Un des objets les plus intéressants consiste dans une hache emmanchée dans une matière osseuse que nous croyons être un fragment de bois de cerf, et qui constitue l'unique organe de l'emmanchure, car la hache traverse ce manche en formant avec lui un angle droit. (Collection Armand.) Le manche n'est représenté, dans cette trouvaille, que par un morceau formant le tiers environ de son volume total.

Nous croyons ce type d'instrument très-rare à l'époque de la pierre polic. La palafitte de Concise a fourni une emmanchure composée d'un seul morceau de bois de cerf, dont l'andouiller forme le manche, et la partie basilaire renferme l'alvéole destinée à contenir l'extrémité de l'instrument. La collection de M. Morel montre également une emmanchure du même type, trouvée près de SaintMartin-sur-le-Pré (Marne).
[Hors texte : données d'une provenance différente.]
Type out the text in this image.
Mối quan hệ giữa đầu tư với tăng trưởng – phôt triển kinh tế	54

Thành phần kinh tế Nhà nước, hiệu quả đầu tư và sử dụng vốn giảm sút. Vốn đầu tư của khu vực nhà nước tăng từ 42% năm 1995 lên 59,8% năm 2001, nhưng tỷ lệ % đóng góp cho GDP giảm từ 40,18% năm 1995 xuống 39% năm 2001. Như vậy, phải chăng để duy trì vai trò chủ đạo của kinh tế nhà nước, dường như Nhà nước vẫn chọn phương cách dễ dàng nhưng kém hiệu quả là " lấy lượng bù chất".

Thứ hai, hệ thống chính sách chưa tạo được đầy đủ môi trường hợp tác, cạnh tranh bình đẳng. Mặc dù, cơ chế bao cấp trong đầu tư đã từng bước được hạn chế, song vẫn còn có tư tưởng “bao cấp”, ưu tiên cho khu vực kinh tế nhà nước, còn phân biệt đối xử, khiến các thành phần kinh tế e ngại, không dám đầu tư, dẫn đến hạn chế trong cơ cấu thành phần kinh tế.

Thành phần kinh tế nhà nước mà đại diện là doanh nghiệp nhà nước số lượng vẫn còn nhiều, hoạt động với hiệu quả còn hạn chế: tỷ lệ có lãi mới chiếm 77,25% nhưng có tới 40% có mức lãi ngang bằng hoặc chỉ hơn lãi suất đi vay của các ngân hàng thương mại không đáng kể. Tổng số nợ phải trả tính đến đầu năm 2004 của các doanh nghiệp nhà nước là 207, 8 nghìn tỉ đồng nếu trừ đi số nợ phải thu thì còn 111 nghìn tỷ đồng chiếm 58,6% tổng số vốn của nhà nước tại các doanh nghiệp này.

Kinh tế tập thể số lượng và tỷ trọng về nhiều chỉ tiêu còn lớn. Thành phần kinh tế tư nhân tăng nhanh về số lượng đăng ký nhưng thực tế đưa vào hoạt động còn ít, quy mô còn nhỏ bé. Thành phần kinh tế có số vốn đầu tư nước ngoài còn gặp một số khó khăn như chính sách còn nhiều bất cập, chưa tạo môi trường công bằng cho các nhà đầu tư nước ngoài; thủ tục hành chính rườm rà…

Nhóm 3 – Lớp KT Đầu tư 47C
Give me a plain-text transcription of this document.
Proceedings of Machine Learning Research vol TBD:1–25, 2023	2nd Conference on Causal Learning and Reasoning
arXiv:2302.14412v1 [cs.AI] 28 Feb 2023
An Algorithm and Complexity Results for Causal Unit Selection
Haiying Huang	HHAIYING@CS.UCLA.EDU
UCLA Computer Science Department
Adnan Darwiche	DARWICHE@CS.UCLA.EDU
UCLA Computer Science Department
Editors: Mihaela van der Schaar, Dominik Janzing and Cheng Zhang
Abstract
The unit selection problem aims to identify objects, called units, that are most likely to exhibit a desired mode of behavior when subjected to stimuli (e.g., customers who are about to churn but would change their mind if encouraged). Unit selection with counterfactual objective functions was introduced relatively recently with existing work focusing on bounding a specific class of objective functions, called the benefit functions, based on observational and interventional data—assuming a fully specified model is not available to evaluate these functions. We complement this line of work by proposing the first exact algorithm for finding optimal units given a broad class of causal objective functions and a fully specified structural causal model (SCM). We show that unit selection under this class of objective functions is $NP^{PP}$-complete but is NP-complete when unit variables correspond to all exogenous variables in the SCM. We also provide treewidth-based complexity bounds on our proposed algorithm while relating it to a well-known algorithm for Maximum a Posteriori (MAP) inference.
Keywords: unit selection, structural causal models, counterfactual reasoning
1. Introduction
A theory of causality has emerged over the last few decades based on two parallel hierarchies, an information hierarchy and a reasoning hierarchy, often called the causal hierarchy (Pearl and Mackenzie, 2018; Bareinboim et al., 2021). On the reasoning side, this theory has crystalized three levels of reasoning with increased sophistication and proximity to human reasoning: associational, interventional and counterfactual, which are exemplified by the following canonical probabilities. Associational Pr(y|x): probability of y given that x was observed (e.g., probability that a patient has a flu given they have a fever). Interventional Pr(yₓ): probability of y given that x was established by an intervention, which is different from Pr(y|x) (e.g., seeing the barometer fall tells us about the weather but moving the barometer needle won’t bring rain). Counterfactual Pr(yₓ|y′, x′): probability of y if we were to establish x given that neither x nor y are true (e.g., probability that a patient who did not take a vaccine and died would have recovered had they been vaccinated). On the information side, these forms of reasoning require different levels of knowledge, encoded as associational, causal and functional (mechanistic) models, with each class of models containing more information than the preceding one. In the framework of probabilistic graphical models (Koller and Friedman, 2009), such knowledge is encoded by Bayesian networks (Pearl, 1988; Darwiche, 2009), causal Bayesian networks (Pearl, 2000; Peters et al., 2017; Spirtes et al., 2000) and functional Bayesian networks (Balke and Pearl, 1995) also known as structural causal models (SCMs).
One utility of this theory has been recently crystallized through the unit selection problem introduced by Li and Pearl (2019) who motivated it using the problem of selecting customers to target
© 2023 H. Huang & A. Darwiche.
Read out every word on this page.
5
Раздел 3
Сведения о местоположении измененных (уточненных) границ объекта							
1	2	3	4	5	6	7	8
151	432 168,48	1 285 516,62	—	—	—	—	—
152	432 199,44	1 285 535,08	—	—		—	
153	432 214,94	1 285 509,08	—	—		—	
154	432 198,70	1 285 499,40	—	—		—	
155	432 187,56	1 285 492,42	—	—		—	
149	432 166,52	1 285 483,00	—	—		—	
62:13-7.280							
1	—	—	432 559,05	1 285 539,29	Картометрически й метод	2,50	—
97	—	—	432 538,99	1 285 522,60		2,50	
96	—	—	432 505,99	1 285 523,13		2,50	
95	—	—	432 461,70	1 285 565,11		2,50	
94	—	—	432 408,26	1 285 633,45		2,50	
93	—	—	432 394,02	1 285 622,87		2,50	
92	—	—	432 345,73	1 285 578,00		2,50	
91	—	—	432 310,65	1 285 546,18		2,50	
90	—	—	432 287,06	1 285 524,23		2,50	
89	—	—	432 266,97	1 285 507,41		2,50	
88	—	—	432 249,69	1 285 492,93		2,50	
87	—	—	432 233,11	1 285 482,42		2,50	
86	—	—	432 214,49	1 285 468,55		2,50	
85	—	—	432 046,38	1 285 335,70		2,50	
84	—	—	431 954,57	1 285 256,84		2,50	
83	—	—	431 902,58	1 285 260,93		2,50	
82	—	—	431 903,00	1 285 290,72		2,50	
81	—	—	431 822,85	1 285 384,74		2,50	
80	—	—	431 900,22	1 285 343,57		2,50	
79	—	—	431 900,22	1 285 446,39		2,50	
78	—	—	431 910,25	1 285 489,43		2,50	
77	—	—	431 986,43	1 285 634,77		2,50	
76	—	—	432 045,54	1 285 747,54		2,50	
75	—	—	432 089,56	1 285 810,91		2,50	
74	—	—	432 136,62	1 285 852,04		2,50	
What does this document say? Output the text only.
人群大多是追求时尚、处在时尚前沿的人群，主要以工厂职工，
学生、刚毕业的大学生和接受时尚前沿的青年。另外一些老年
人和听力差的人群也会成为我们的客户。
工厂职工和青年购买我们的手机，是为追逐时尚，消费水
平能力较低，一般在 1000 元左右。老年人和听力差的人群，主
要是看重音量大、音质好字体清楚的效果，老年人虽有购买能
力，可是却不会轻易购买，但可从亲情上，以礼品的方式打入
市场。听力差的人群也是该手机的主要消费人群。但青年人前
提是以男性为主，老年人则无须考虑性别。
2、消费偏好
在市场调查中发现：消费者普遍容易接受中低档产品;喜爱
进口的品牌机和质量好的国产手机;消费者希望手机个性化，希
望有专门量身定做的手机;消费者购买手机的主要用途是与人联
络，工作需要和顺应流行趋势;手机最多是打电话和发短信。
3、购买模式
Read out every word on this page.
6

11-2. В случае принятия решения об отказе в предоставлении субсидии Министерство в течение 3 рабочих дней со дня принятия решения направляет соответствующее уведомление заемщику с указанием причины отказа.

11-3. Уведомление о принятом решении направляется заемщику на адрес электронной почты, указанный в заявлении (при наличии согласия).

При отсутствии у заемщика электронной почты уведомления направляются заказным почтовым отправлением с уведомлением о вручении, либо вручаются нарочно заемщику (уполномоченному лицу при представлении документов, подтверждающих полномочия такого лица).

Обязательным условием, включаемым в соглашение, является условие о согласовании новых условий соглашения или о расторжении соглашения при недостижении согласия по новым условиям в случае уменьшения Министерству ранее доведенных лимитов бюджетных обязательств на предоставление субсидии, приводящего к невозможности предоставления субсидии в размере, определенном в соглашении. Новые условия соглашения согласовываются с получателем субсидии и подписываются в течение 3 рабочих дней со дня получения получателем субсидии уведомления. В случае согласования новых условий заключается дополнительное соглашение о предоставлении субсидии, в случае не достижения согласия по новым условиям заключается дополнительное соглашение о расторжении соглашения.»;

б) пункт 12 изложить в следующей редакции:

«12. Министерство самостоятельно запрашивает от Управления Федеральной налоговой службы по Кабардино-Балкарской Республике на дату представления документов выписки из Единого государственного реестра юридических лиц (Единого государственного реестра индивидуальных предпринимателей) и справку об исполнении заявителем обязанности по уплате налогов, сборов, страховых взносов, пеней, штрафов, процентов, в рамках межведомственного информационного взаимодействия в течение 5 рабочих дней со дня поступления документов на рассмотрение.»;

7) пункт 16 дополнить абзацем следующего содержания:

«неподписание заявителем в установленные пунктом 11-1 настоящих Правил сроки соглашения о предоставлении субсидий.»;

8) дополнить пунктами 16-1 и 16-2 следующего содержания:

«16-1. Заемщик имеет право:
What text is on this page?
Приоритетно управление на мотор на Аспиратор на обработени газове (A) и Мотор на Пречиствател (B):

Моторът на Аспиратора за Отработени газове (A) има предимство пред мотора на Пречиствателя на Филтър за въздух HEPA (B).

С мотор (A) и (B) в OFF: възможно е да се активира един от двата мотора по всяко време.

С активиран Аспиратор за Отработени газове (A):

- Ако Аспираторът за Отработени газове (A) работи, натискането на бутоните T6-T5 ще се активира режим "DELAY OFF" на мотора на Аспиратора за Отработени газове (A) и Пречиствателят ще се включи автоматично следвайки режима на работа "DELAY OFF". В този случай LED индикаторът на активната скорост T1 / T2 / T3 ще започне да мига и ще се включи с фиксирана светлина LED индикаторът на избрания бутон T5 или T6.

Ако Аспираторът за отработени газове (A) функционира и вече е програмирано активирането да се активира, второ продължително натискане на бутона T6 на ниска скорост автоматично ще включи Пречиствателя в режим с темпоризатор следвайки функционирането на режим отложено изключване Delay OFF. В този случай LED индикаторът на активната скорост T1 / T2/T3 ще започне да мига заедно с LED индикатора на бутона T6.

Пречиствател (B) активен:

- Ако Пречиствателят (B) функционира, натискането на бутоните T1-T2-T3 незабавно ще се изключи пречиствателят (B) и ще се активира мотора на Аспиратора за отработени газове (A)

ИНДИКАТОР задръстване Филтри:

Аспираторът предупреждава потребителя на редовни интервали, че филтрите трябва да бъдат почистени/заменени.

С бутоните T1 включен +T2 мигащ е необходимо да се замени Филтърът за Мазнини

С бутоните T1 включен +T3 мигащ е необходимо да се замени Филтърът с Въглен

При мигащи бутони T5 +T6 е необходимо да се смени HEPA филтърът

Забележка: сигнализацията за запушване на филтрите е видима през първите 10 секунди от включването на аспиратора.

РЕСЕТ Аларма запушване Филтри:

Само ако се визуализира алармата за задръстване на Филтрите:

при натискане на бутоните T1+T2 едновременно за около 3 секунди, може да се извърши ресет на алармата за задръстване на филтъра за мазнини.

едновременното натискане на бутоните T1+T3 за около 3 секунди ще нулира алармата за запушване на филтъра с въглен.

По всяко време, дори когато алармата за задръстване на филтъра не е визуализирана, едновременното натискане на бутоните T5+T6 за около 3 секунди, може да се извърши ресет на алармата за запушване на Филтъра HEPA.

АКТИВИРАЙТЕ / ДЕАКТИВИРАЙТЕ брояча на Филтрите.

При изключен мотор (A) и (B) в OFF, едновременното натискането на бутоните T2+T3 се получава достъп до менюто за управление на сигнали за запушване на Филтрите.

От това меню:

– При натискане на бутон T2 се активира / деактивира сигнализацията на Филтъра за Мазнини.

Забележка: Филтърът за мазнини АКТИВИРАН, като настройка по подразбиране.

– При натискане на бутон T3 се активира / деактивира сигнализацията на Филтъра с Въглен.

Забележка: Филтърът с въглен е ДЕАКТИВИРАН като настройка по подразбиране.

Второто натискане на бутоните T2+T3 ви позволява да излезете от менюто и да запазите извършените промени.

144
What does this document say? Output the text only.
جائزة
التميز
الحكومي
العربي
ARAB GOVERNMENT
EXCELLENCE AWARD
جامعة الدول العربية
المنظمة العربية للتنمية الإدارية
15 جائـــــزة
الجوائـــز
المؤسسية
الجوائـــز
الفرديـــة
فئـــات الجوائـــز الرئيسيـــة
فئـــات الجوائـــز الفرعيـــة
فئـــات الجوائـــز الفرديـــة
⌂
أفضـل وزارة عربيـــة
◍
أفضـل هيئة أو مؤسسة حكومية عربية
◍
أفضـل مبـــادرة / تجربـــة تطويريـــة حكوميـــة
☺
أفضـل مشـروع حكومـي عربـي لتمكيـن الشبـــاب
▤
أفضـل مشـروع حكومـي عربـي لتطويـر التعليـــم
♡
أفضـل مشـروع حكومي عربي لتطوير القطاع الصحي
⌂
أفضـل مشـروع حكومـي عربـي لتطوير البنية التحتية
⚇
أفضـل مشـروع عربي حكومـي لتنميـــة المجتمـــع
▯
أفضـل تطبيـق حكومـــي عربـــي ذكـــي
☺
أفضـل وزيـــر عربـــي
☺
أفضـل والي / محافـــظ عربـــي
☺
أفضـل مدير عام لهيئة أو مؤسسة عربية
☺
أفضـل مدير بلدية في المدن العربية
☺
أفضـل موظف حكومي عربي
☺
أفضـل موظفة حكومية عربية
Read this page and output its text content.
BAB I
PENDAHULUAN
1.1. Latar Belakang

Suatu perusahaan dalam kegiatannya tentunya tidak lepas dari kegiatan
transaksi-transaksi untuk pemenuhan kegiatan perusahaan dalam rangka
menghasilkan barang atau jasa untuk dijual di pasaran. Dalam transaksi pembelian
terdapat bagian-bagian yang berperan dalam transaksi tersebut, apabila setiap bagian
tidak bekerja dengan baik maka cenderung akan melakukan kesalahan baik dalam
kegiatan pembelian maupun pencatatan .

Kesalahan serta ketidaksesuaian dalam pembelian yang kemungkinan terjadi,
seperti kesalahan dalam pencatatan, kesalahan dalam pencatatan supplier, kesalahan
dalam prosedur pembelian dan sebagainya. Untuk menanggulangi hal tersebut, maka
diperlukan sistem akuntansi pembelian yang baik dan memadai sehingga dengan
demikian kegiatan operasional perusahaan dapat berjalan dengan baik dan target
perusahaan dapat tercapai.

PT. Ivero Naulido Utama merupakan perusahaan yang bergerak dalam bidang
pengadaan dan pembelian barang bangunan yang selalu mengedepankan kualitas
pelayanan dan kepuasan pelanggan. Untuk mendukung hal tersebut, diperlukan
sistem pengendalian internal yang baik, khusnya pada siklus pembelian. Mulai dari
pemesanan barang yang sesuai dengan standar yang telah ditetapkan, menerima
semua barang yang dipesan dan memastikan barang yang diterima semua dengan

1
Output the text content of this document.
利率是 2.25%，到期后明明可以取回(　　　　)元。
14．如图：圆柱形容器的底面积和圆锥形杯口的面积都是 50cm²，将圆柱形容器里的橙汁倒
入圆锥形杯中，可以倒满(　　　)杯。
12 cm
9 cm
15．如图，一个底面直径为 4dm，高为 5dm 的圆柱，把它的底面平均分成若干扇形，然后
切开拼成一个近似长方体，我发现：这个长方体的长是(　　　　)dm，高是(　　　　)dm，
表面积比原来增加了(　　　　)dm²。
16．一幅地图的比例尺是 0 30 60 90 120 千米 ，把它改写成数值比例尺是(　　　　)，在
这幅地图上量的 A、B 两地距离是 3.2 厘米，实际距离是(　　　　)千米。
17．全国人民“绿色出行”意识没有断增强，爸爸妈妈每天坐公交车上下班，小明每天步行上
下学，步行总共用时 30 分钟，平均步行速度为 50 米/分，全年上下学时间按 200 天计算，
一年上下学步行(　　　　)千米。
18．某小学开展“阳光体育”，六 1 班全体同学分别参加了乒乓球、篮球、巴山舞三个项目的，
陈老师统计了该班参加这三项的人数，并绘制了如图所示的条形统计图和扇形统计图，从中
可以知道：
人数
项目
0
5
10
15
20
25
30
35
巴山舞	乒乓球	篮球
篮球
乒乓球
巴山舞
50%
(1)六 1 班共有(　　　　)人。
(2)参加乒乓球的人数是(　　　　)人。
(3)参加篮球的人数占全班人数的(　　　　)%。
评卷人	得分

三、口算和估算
Nous possédons nous-même, dans notre collection, une emmanchure du même type, remarquable par ses dimensions et par son travail, trouvée dans les alluvions de la rivière d'Aire, ainsi qu'un manche complet seinblable à celui de Tours-sur-Marne, mais beaucoup plus rare encore, car il est de l'époque quaternaire. Il a été trouvé sous huit mètres d'alluvions quaternaires dans une balastière aux portes de Châlons.

De petites plaques en os, de forme ovale, et percées de

deux trous, qui constituent sans doute des amulettes ou des pendants d'oreille, ont été trouvées avec des grains de collier en calcaire et avec des coquilles. La couche supérieure de la grotte d'Uruthy renfermait aussi de petites plaques en os de même nature, percées de deux trous, mais de forme ronde.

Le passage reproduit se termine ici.